Prof. Business wants a 20-year retirement annuity that begins 8 years from today with an equal annual payment equal to $110,000 today inflated at 2% annually over 8 years. Her first retirement annuity payment would occur 8 years from today. She realizes her purchasing power will decrease over time during retirement.
Prof. Business currently has $640,000 in her University retirement account. She expects these savings and any future deposits into her University and any other retirement account will earn 7.5% compounded annually. Also, she expects to earn this same 7.5% annual return after she retires.
Answer the following questions to help Prof. Business finalize her retirement planning.
1.What is Prof. Business desired annual retirement income?
2.How much will Prof. Business need 8 years from today to fund her desired retirement annuity?
3.In addition to the $640,000 balance today, Prof. Business will fund her future retirement goal from question 2 by making 8 annual equal deposits at 7.5% compounded annually into her retirement accounts starting a year from today (the last deposit will be made when Prof. Business retires). How large does this annual deposit need to be in addition to the initial $640,000 invested in Prof. Business retirement fund?

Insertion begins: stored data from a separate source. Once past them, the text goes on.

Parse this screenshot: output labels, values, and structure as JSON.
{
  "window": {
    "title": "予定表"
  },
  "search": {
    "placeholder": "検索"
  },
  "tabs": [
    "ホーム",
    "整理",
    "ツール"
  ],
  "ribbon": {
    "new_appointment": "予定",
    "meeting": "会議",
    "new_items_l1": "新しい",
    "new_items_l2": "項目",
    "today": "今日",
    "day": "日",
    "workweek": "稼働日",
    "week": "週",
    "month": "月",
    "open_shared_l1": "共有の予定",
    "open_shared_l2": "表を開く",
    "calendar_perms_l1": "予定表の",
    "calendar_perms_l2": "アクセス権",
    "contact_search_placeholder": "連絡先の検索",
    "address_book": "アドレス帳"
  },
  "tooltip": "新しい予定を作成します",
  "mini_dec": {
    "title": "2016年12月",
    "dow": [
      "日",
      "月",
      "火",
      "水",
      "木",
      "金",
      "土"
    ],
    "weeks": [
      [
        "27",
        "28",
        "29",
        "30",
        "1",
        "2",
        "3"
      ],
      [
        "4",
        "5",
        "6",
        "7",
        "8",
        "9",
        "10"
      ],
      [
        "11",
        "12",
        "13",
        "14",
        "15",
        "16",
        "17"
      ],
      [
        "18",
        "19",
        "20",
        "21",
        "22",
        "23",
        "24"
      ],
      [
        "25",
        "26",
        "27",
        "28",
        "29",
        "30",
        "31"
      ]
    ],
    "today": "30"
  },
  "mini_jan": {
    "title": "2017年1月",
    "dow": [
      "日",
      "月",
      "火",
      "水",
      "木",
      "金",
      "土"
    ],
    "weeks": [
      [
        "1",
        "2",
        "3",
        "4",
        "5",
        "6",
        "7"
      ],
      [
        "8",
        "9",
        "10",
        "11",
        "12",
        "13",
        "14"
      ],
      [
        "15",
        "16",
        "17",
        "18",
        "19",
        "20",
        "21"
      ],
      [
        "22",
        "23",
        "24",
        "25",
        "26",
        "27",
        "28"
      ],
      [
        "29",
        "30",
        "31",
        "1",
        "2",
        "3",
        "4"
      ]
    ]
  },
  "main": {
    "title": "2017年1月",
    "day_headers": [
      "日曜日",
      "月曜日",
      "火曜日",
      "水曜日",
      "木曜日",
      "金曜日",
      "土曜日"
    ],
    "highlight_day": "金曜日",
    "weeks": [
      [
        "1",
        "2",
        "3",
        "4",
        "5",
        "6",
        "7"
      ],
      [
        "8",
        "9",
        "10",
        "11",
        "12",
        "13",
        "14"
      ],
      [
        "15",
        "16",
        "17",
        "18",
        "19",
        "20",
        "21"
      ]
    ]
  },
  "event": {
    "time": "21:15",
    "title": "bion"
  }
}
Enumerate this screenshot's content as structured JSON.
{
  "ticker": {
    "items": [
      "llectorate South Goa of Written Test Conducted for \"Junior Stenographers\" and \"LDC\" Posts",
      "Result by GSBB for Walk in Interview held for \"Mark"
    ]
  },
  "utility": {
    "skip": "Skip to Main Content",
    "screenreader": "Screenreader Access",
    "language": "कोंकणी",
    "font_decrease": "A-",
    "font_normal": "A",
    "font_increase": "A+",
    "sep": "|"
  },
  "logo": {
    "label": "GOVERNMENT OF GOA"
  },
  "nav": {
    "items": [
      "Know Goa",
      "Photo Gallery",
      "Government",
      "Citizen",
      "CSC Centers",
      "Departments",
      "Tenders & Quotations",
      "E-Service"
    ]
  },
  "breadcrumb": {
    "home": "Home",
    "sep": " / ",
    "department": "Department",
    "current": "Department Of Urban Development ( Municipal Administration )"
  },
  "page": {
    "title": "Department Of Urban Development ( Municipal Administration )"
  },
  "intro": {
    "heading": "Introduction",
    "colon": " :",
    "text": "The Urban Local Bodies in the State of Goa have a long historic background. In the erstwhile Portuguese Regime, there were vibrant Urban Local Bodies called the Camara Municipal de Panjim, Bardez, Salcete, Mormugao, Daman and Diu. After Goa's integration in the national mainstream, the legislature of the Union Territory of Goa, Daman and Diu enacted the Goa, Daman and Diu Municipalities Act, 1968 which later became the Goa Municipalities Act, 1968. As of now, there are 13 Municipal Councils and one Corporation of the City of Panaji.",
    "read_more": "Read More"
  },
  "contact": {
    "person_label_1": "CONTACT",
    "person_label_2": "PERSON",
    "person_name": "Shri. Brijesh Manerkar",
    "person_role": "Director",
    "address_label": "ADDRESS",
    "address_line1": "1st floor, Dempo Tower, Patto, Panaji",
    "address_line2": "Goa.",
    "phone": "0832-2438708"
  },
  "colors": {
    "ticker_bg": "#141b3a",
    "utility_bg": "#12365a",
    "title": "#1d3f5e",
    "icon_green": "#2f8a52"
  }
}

4.This annual figure from #3 is morethan the Prof.s current annual contribution, which makes her feel a little anxious about her future planned retirement. Also, Prof. Business annual retirement account contribution is based on a percentage of her salary and will increase as her salary increases. So, lets re-plan her retirement income. Lets account for the fact that her and the Universitys contributions to Prof. Business University retirement plan are based on a certain percentage of her salary and will increase as her salary increases. Based on this formula, her first upcoming end of the year deposit will be $20,200 and lets assume that her annual deposit and salary will grow at a 2% annual rate over the remaining 7 years (8 total deposits) to Prof. Business retirement. These deposits are in addition to the $640,000 she currently has today in the University retirement plan. Answer the following based on these assumptions. a)How much money will Prof. Business have in her retirement account immediately after her last deposit 8 years from today? b)What would be the equal annual payment from her 20-year retirement annuity whose first payment occurs exactly 8 years from today?